In “Red Desert” Monica Vitti plays the archetype of the Madonna in labor. In The Book of Revelation, a beast is standing by to devour her offspring the instant it slips from her womb. In that story, the child is swept up to heaven and the woman escapes to the desert.  In “Red Desert” there is no heaven. Her family is absorbed by the beast of progress and the Madonna is cast adrift in an industrial wasteland where every relationship succumbs to its toxins.

Though Antonioni said he believed progress was inexorable, he chose to depict someone who was not adjusting well to the new and improved. Why was she more interesting to him than those characters in the film that readily adapted?  Is she the part of ourselves we are consigning to extinction? Monica Vitti’s character Giuliana hears sounds that the others in her crowd pay little or no attention to.  “My eyes don’t know where to look,” she says.  She is exquisitely sensitive and seems fragile as a moth.  Does she represent our humanity? No. Can we say humanity is any less incarnate in our insatiable appetite for faster and more?

I wonder if it is the sacrifice of our senses that Antonioni laments.
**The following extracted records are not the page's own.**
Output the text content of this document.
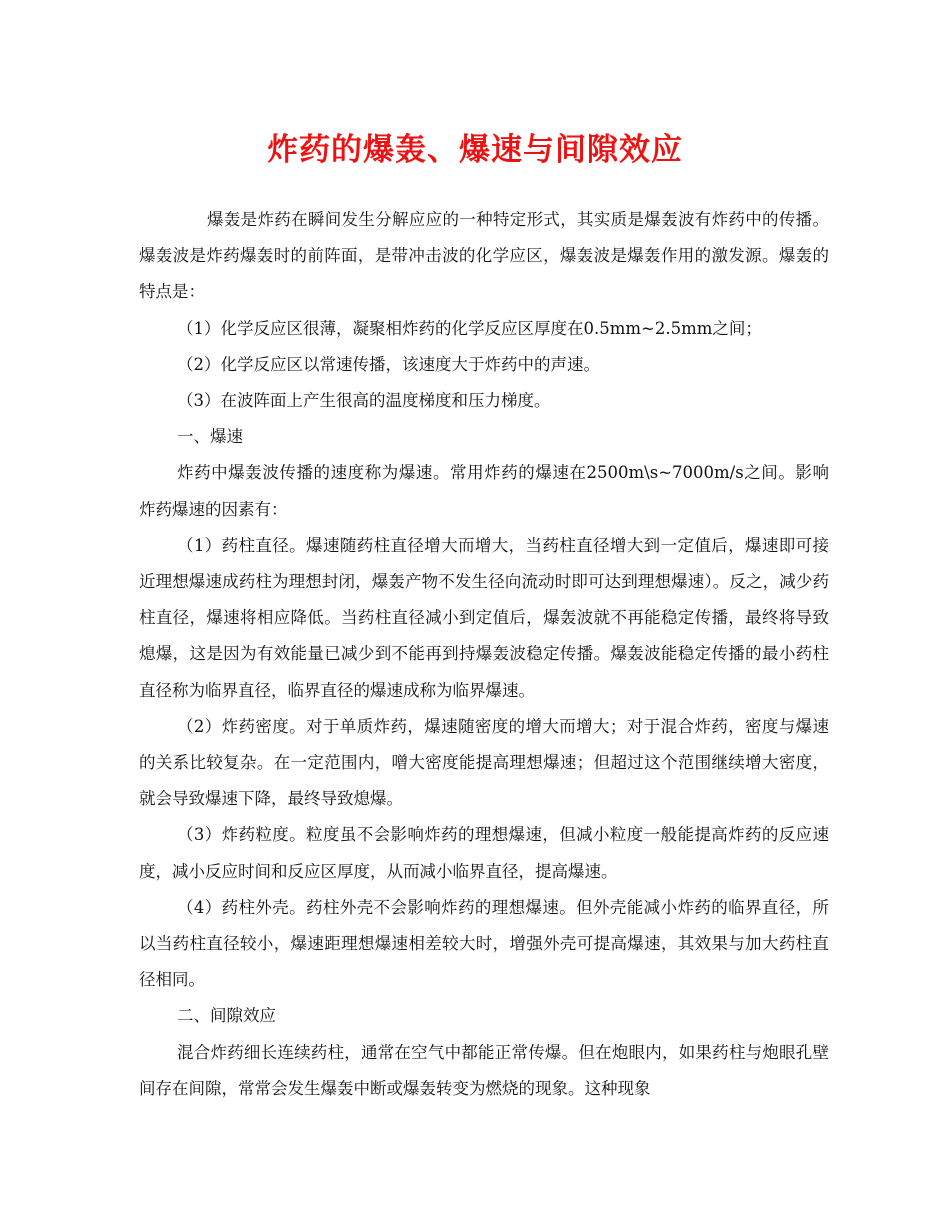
炸药的爆轰、爆速与间隙效应

爆轰是炸药在瞬间发生分解应应的一种特定形式，其实质是爆轰波有炸药中的传播。爆轰波是炸药爆轰时的前阵面，是带冲击波的化学应区，爆轰波是爆轰作用的激发源。爆轰的特点是：

（1）化学反应区很薄，凝聚相炸药的化学反应区厚度在0.5mm~2.5mm之间；

（2）化学反应区以常速传播，该速度大于炸药中的声速。

（3）在波阵面上产生很高的温度梯度和压力梯度。

一、爆速

炸药中爆轰波传播的速度称为爆速。常用炸药的爆速在2500m\s~7000m/s之间。影响炸药爆速的因素有：

（1）药柱直径。爆速随药柱直径增大而增大，当药柱直径增大到一定值后，爆速即可接近理想爆速成药柱为理想封闭，爆轰产物不发生径向流动时即可达到理想爆速）。反之，减少药柱直径，爆速将相应降低。当药柱直径减小到定值后，爆轰波就不再能稳定传播，最终将导致熄爆，这是因为有效能量已减少到不能再到持爆轰波稳定传播。爆轰波能稳定传播的最小药柱直径称为临界直径，临界直径的爆速成称为临界爆速。

（2）炸药密度。对于单质炸药，爆速随密度的增大而增大；对于混合炸药，密度与爆速的关系比较复杂。在一定范围内，噌大密度能提高理想爆速；但超过这个范围继续增大密度，就会导致爆速下降，最终导致熄爆。

（3）炸药粒度。粒度虽不会影响炸药的理想爆速，但减小粒度一般能提高炸药的反应速度，减小反应时间和反应区厚度，从而减小临界直径，提高爆速。

（4）药柱外壳。药柱外壳不会影响炸药的理想爆速。但外壳能减小炸药的临界直径，所以当药柱直径较小，爆速距理想爆速相差较大时，增强外壳可提高爆速，其效果与加大药柱直径相同。

二、间隙效应

混合炸药细长连续药柱，通常在空气中都能正常传爆。但在炮眼内，如果药柱与炮眼孔壁间存在间隙，常常会发生爆轰中断或爆轰转变为燃烧的现象。这种现象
Discernible colors in “Red Desert” occur exclusively in the new industrialized world. Antonioni instructed his art department to paint buildings, trees, and even the ground to look dull and monochromatic.

When the primeval world becomes replaced by a man made one, our sense perceptions gradually mutate and attune to the artificial.  Antonioni could be said to be aiming the camera over his shoulder with a sigh for what is lost, and then forward with a nod to the inevitable fire and our moth-like advance toward it.